In return for its financial lifeline, Dublin is expected to follow through with a series of drastic budget cuts that officials announced last week.
The austerity measures, the harshest in the Emerald Isle’s history, will save $20 billion by slashing thousands of public-sector jobs, raising taxes, cutting welfare and retirement benefits, and decreasing the minimum wage. International finance officials will monitor Ireland’s progress on a quarterly basis.

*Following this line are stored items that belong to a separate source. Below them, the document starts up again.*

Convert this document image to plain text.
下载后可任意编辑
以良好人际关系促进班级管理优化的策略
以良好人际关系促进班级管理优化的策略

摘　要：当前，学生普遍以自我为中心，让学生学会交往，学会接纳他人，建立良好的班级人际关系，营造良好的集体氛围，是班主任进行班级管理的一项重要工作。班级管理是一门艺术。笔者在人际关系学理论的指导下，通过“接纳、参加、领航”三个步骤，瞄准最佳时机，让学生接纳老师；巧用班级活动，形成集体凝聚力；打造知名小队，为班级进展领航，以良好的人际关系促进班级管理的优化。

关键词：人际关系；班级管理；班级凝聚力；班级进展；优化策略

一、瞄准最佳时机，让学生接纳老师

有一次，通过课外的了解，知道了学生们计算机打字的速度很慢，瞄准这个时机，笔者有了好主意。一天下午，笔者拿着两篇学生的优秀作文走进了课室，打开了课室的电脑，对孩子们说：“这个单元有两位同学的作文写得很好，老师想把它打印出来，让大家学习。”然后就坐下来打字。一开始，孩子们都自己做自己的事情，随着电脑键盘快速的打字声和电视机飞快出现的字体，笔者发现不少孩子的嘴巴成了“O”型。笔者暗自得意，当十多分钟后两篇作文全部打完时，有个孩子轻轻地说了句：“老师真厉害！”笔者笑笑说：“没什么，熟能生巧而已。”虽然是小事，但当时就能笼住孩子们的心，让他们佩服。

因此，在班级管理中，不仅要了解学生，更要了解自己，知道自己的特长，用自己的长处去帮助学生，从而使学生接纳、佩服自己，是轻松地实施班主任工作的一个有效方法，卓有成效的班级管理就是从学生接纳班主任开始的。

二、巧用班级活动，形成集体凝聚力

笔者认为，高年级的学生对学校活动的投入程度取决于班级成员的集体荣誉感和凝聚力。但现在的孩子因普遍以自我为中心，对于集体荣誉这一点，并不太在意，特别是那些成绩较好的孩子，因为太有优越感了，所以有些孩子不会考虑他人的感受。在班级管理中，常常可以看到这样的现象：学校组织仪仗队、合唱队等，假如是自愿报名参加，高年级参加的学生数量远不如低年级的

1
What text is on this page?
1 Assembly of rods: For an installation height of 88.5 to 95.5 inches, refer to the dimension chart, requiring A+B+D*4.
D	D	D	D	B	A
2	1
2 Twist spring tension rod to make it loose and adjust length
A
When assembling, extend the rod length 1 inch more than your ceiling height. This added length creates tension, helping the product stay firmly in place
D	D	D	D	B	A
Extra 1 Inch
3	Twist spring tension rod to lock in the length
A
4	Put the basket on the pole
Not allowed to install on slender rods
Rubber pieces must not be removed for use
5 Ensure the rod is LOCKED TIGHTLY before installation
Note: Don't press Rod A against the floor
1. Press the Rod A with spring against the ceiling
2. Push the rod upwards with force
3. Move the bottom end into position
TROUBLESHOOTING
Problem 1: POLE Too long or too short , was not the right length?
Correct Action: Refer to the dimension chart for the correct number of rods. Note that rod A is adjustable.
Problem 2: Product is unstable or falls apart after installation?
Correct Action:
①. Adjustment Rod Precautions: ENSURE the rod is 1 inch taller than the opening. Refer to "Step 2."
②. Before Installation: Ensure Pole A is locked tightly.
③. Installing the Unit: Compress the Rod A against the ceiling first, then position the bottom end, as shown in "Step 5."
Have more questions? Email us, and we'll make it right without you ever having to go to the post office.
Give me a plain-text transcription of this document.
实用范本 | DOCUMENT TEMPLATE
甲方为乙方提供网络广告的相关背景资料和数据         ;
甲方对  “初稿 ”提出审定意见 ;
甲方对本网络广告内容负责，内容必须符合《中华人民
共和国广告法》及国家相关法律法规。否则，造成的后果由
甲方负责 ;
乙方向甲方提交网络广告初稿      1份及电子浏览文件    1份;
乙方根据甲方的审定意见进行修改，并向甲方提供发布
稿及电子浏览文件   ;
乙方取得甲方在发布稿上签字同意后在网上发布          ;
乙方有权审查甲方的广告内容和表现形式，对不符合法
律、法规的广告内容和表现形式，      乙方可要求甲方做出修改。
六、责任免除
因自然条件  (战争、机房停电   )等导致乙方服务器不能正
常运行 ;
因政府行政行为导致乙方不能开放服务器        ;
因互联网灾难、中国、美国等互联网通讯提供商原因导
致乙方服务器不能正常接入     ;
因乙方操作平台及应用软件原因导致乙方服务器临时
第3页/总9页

Taken together, the bailout and the austerity plan have proved something of a political suicide pill for Cowen. Many Irish label him a traitor, accusing him of pursuing reckless policies when he served as finance minister and, now, of handing Irish sovereignty over to international creditors, including the British, from whom Ireland fought a long battle for independence.
Cowen has only a razor-thin majority in Parliament, and some analysts wonder whether he will be able to muster enough votes to pass the budget next month.
Last week, after losing support from key members of the coalition government, Cowen promised to call an election in early 2011. Polls suggest that his party, Fianna Fail, which has ruled Ireland almost continuously since independence, will suffer a major rout.
“I can’t believe they haven’t stepped aside and let the people decide who they want to lead us out of this,” Dublin resident Peter Brigges, 32, said in disgust. “It’s just the height of clinging on for the sake of clinging on to your job and politics for the sake of politics.”
With Ireland out of immediate danger of collapse, some analysts predict that Portugal will soon be forced to ask for a bailout.
Portuguese banks are in far better shape than Irish ones, but the country suffers from sluggish economic growth and a large budget deficit. Official denials of the need for help sound uncomfortably familiar.
Even more worrisome for Europe is the prospect of a rescue for Spain, whose economy is bigger than that of Greece, Ireland and Portugal combined. Spanish officials, however, have succeeded in bringing down the public deficit through austerity measures, and the level of Madrid’s debt is far below the European average, which may assuage investors’ fears.
Special correspondent Genevieve Carbery in Dublin contributed to this report.